What would it take to shift the man?

In the end, perhaps inevitably, it was a woman: Mugabe’s second wife, Grace, a Shakespearean villain. She overreached in her flagrant grab for power and the generals who’d propped up Mr. Mugabe through thick and thin suddenly pulled the lever that slid the Old Man into overdue retirement; it’s too late to hope Mr. Mugabe will be brought to justice. Like his predecessor, Ian Smith, he will likely die in exile, hands dripping with unwashed blood.

So much for justice, restitution; what of the future?

We’ve been here before. Last time, Zimbabweans made the terrible mistake of not taking into full account the atrocities of the Rhodesian regime before launching into the hopeful promise of a new multi-ethnic Zimbabwe.
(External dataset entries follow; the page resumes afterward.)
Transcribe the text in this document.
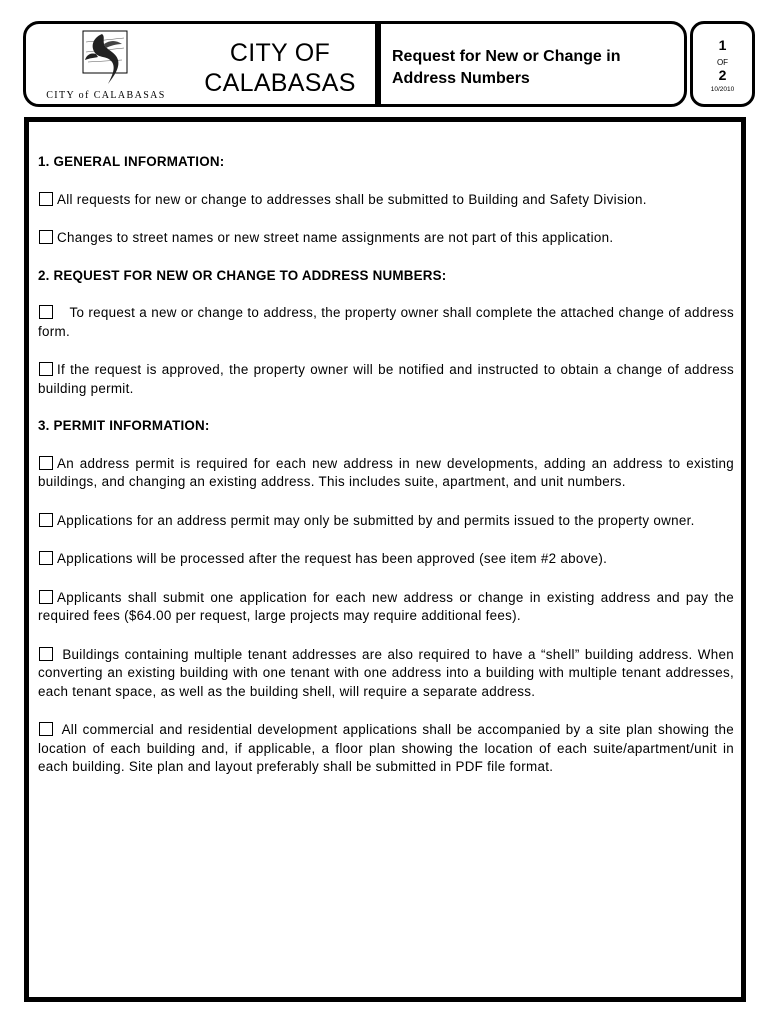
CITY of CALABASAS
CITY OF
CALABASAS
Request for New or Change in
Address Numbers
1
OF
2
10/2010
1. GENERAL INFORMATION:
All requests for new or change to addresses shall be submitted to Building and Safety Division.
Changes to street names or new street name assignments are not part of this application.
2. REQUEST FOR NEW OR CHANGE TO ADDRESS NUMBERS:
To request a new or change to address, the property owner shall complete the attached change of address form.
If the request is approved, the property owner will be notified and instructed to obtain a change of address building permit.
3. PERMIT INFORMATION:
An address permit is required for each new address in new developments, adding an address to existing buildings, and changing an existing address. This includes suite, apartment, and unit numbers.
Applications for an address permit may only be submitted by and permits issued to the property owner.
Applications will be processed after the request has been approved (see item #2 above).
Applicants shall submit one application for each new address or change in existing address and pay the required fees ($64.00 per request, large projects may require additional fees).
Buildings containing multiple tenant addresses are also required to have a “shell” building address. When converting an existing building with one tenant with one address into a building with multiple tenant addresses, each tenant space, as well as the building shell, will require a separate address.
All commercial and residential development applications shall be accompanied by a site plan showing the location of each building and, if applicable, a floor plan showing the location of each suite/apartment/unit in each building. Site plan and layout preferably shall be submitted in PDF file format.
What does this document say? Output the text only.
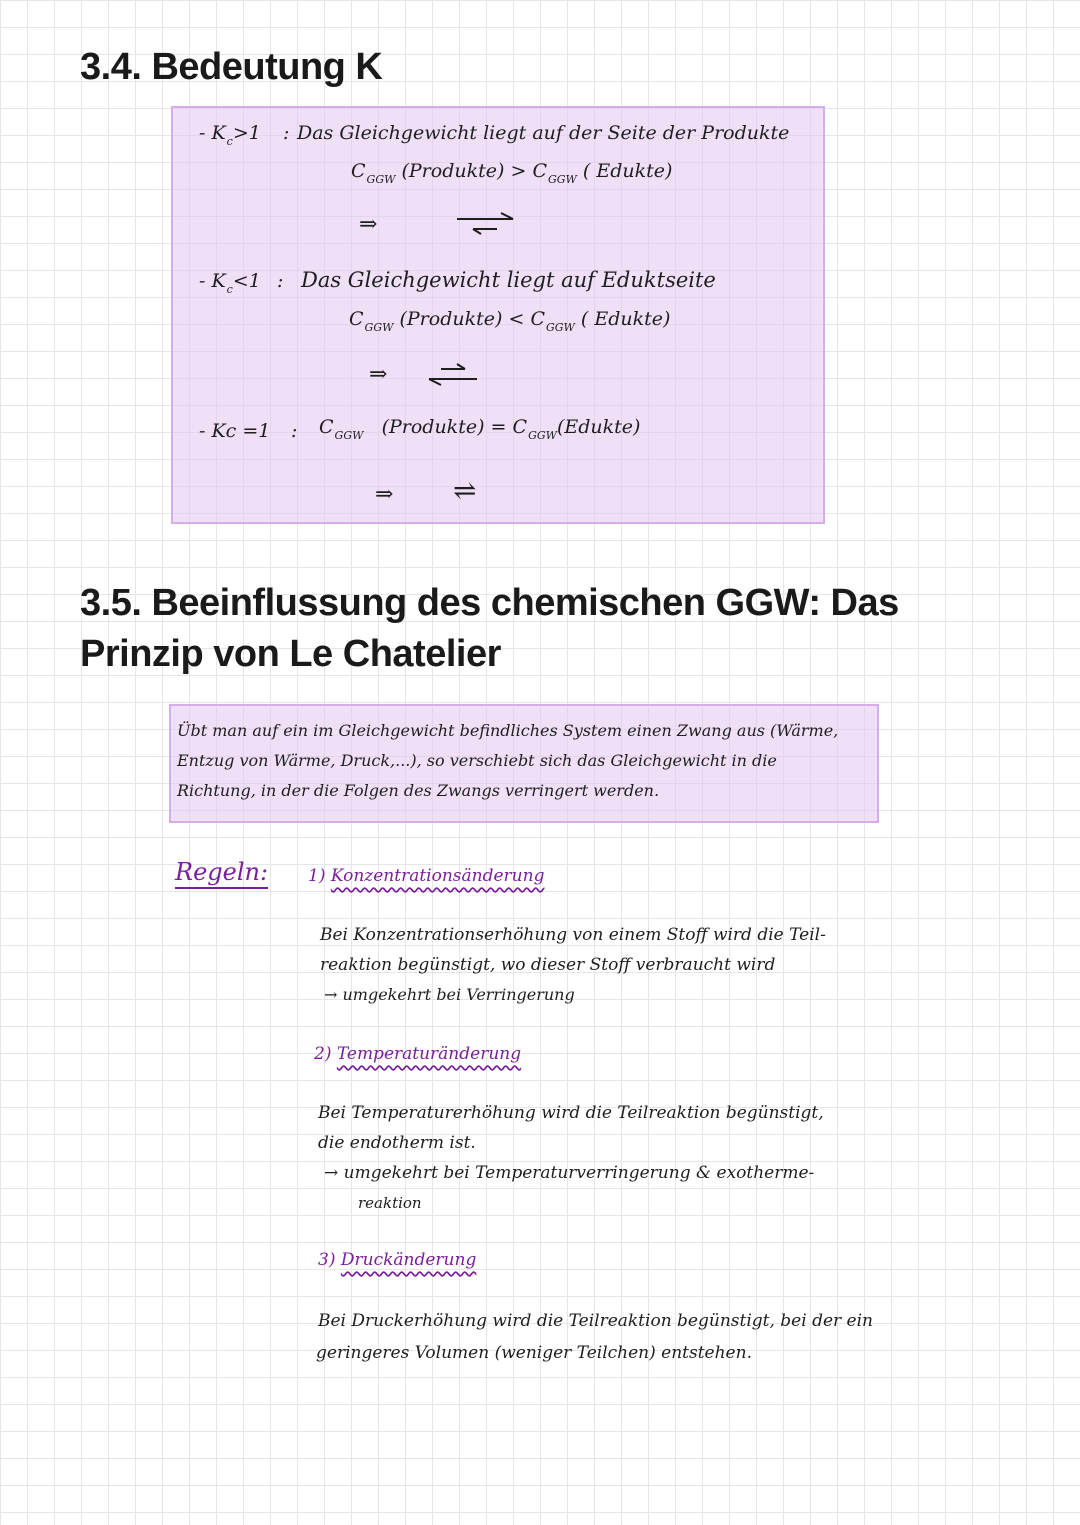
3.4. Bedeutung K
- $K_c>1$ : Das Gleichgewicht liegt auf der Seite der Produkte
$C_{GGW}$ (Produkte) > $C_{GGW}$ ( Edukte)
⇒
- $K_c<1$ : Das Gleichgewicht liegt auf Eduktseite
$C_{GGW}$ (Produkte) < $C_{GGW}$ ( Edukte)
⇒
- Kc =1 : $C_{GGW}$ (Produkte) = $C_{GGW}(Edukte)$
⇒ ⇌
3.5. Beeinflussung des chemischen GGW: Das
Prinzip von Le Chatelier
Übt man auf ein im Gleichgewicht befindliches System einen Zwang aus (Wärme,
Entzug von Wärme, Druck,...), so verschiebt sich das Gleichgewicht in die
Richtung, in der die Folgen des Zwangs verringert werden.
Regeln: 1) Konzentrationsänderung
Bei Konzentrationserhöhung von einem Stoff wird die Teil-
reaktion begünstigt, wo dieser Stoff verbraucht wird
→ umgekehrt bei Verringerung
2) Temperaturänderung
Bei Temperaturerhöhung wird die Teilreaktion begünstigt,
die endotherm ist.
→ umgekehrt bei Temperaturverringerung & exotherme-
reaktion
3) Druckänderung
Bei Druckerhöhung wird die Teilreaktion begünstigt, bei der ein
geringeres Volumen (weniger Teilchen) entstehen.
Perpetrators were allowed to walk unimpeded, serenely, among their erstwhile victims. Nothing really changed for the elite. And so, ignoring the past, it was inevitably repeated.

Violence begets violence; hurt people hurt; violently governed people govern violently. This is the reason the story of Zimbabwe is so distressingly circular; no one can escape the basic shapes and patterns of the original wound.

The Old Man is gone, and Emmerson Mnangagwa – the Crocodile, they call him, for his ruthlessness – is in. It will take a powerful person to lead Zimbabwe out of the ashes; the last thing the country needs is another strong man. The future of the country depends on Mr. Mnangagwa’s resolve not to dig into the same trenches of his two corrupt predecessors, Ian Smith and Robert Mugabe, looking to enrich only himself and those who look like him. The future of Zimbabwe depends on Mr. Mnagagwa pursuing the freedom of his people, 37 years after their independence.